I have a problem where I have a set of points in one domain (a camera focal image plane) and a polynomial transformation that puts those points into another domain (real-world coordinates) and another set of polynomials that does the reverse. I have different polynomials for different cameras. I would like to work out the transformation from one camera to the other. If $x$ and $y$ are the coordinates in the original domain, and $A$ and $B$ are the real-world coordinates, then the math looks something like this:
$A=P_A(x,y)\qquad B=P_B(x,y)$
$x'=P_x(A,B)\qquad y'=P_y(A,B)$
with all of the polynomials being 4th order, and I have been given the 15 coefficients for each step.
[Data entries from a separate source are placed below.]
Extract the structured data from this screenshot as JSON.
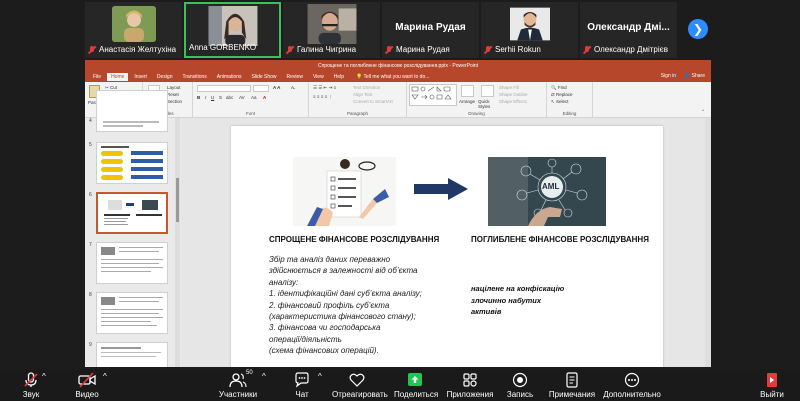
{
  "participants": [
    {
      "name": "Анастасія Желтухіна",
      "muted": true,
      "type": "photo"
    },
    {
      "name": "Anna GORBENKO",
      "muted": false,
      "type": "video",
      "active": true
    },
    {
      "name": "Галина Чигрина",
      "muted": true,
      "type": "video"
    },
    {
      "name": "Марина Рудая",
      "display_name": "Марина Рудая",
      "muted": true,
      "type": "name"
    },
    {
      "name": "Serhii Rokun",
      "muted": true,
      "type": "photo"
    },
    {
      "name": "Олександр Дмітрієв",
      "display_name": "Олександр Дмі...",
      "muted": true,
      "type": "name"
    }
  ],
  "ppt": {
    "window_title": "Спрощене та поглиблене фінансове розслідування.pptx - PowerPoint",
    "tabs": [
      "File",
      "Home",
      "Insert",
      "Design",
      "Transitions",
      "Animations",
      "Slide Show",
      "Review",
      "View",
      "Help"
    ],
    "active_tab": "Home",
    "tell_me": "Tell me what you want to do...",
    "sign_in": "Sign in",
    "share": "Share",
    "ribbon": {
      "clipboard": {
        "paste": "Paste",
        "cut": "Cut",
        "copy": "Copy",
        "format_painter": "Format Painter",
        "group": "Clipboard"
      },
      "slides": {
        "new_slide": "New Slide",
        "layout": "Layout",
        "reset": "Reset",
        "section": "Section",
        "group": "Slides"
      },
      "font": {
        "group": "Font"
      },
      "paragraph": {
        "text_direction": "Text Direction",
        "align_text": "Align Text",
        "smartart": "Convert to SmartArt",
        "group": "Paragraph"
      },
      "drawing": {
        "arrange": "Arrange",
        "quick_styles": "Quick Styles",
        "shape_fill": "Shape Fill",
        "shape_outline": "Shape Outline",
        "shape_effects": "Shape Effects",
        "group": "Drawing"
      },
      "editing": {
        "find": "Find",
        "replace": "Replace",
        "select": "Select",
        "group": "Editing"
      }
    },
    "slide_numbers": [
      "4",
      "5",
      "6",
      "7",
      "8",
      "9"
    ],
    "slide": {
      "left_heading": "СПРОЩЕНЕ ФІНАНСОВЕ РОЗСЛІДУВАННЯ",
      "right_heading": "ПОГЛИБЛЕНЕ ФІНАНСОВЕ РОЗСЛІДУВАННЯ",
      "left_body": [
        "Збір та аналіз даних переважно",
        "здійснюється в залежності від об’єкта",
        "аналізу:",
        "1. ідентифікаційні дані суб’єкта аналізу;",
        "2. фінансовий профіль суб’єкта",
        "(характеристика фінансового стану);",
        "3. фінансова чи господарська",
        "операції/діяльність",
        "(схема фінансових операцій)."
      ],
      "right_body": [
        "націлене на конфіскацію",
        "злочинно набутих",
        "активів"
      ],
      "aml_label": "AML"
    }
  },
  "toolbar": {
    "audio": "Звук",
    "video": "Видео",
    "participants": "Участники",
    "participants_count": "50",
    "chat": "Чат",
    "react": "Отреагировать",
    "share": "Поделиться",
    "apps": "Приложения",
    "record": "Запись",
    "notes": "Примечания",
    "more": "Дополнительно",
    "leave": "Выйти"
  },
  "colors": {
    "accent": "#b7472a",
    "active_tile": "#3fbf5a",
    "share_green": "#23c552",
    "mute_red": "#e23b3b"
  }
}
I feel like I should be able to combine the polynomials into a single step transformation:
$x'=P_x(P_A(x,y), P_B(x,y)) \qquad y'=P_y(P_A(x,y), P_B(x,y))$
but working out how the coefficients should combine by brute force becomes quickly intractable with paper and pencil (or whiteboard and pen). I also feel like this is the sort of thing that could be done with some linear algebra (which would be nice since I intend to ultimately code this up in MATLAB). However, it has been 20 years since my last linear algebra course and even longer since calculus and so I don't even know what language to use for searching on Google or SE.
My questions:
What is this sort of problem called? I tried "nested polynomials", "composite polynomials", "polynomial mapping", "polynomial matrix" among others, and all pointed to something not at all like this problem (though "polynomial matrix representation" gave hints that there might be something there).
Where should I start in tackling this problem? Is there a good algorithm for simplifying nested polynomials like this, or am I better off sticking with the two-step transformation?